Sollicité de toutes parts, il siège au comité exécutif de la Fifa, et l’Allemagne lui confie la mission d’obtenir l’organisation de la Coupe du monde 2006, qu’il décroche en 2000 lors d’un vote serré aux dépens de l’Afrique du Sud (12 à 11).

Le « Sommermärchen », un conte de fées d’été, de 2006 tourne toutefois une décennie plus tard au cauchemar, lorsque des soupçons de corruption viennent écorner un temps l’image du Kaiser.

« Les Allemands souhaitaient obtenir le Mondial, y compris moi. Et nous étions contents d’avoir un Franz Beckenbauer.

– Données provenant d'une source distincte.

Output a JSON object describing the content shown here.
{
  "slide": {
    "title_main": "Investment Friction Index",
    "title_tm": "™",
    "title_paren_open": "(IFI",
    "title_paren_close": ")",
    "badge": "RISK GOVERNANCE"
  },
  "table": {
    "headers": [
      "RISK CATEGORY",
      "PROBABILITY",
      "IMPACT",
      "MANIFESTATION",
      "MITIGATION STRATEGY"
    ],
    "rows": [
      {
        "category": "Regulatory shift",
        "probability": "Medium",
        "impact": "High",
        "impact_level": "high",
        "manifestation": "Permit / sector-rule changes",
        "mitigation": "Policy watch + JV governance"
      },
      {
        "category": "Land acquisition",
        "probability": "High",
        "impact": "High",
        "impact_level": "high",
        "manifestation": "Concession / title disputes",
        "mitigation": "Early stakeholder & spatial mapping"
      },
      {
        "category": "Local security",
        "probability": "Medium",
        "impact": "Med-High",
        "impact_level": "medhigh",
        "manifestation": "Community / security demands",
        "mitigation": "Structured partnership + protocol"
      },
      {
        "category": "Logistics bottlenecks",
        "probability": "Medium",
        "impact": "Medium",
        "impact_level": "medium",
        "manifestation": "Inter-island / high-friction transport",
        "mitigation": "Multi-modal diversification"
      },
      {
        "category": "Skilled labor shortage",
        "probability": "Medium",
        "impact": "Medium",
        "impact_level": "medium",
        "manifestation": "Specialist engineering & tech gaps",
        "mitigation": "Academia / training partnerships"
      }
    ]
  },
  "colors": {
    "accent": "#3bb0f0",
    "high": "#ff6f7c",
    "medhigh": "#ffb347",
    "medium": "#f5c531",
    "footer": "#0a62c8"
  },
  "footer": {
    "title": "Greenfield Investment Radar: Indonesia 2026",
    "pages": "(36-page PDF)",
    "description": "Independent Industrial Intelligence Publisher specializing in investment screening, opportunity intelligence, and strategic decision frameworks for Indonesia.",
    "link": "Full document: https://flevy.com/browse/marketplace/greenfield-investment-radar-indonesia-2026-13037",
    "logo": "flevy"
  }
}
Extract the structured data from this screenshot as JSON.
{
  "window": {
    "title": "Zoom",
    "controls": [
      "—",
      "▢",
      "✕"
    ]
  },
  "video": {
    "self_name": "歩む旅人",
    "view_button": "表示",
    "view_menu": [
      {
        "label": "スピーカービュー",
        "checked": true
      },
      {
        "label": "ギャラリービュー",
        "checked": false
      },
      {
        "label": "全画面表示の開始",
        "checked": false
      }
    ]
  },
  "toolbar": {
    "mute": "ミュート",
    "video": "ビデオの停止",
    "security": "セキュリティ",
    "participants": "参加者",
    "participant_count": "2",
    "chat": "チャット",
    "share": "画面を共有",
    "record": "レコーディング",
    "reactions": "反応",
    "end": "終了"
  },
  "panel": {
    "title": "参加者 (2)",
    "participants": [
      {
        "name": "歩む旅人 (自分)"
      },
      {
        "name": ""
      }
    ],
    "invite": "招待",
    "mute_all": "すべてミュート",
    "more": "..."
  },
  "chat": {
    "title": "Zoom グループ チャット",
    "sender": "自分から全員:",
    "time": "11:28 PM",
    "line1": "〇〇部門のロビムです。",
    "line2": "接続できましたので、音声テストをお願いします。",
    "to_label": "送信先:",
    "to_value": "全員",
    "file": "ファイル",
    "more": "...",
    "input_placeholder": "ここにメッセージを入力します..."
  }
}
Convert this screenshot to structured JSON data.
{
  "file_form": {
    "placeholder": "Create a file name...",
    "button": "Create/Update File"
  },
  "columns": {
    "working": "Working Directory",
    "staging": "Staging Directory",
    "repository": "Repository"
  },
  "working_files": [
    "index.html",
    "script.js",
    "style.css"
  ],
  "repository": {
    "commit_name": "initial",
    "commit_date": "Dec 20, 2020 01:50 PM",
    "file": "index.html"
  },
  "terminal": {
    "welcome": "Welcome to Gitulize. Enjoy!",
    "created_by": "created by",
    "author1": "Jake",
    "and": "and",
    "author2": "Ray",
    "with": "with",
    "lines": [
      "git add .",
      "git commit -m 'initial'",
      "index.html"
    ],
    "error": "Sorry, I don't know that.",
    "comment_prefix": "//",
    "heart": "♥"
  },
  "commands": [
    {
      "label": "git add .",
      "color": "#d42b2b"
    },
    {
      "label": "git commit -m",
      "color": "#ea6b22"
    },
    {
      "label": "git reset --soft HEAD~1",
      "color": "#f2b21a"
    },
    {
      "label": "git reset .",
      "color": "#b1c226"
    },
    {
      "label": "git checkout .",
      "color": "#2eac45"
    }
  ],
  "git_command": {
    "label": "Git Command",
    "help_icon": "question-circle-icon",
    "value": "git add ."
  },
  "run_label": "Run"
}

Il y a un peu d’hypocrisie, on devrait nous tous s’auto-accuser », a récemment estimé l’ancien ministre allemand des Affaires étrangères, Joschka Fischer (Verts).

Beckenbauer sera également suspendu pendant 90 jours par la Fifa de toute activité dans le football (sanction levée au bout de 14 jours), lui l’ancien vice-président de l’instance entre 2007 et 2011 au moment de l’attribution polémique du Mondial 2022 au Qatar en décembre 2010.

Omniprésent dans les médias et à la télévision, star de la publicité pendant et après sa carrière de joueur, Beckenbauer a vu son image, seulement un temps, écornée par ces soupçons.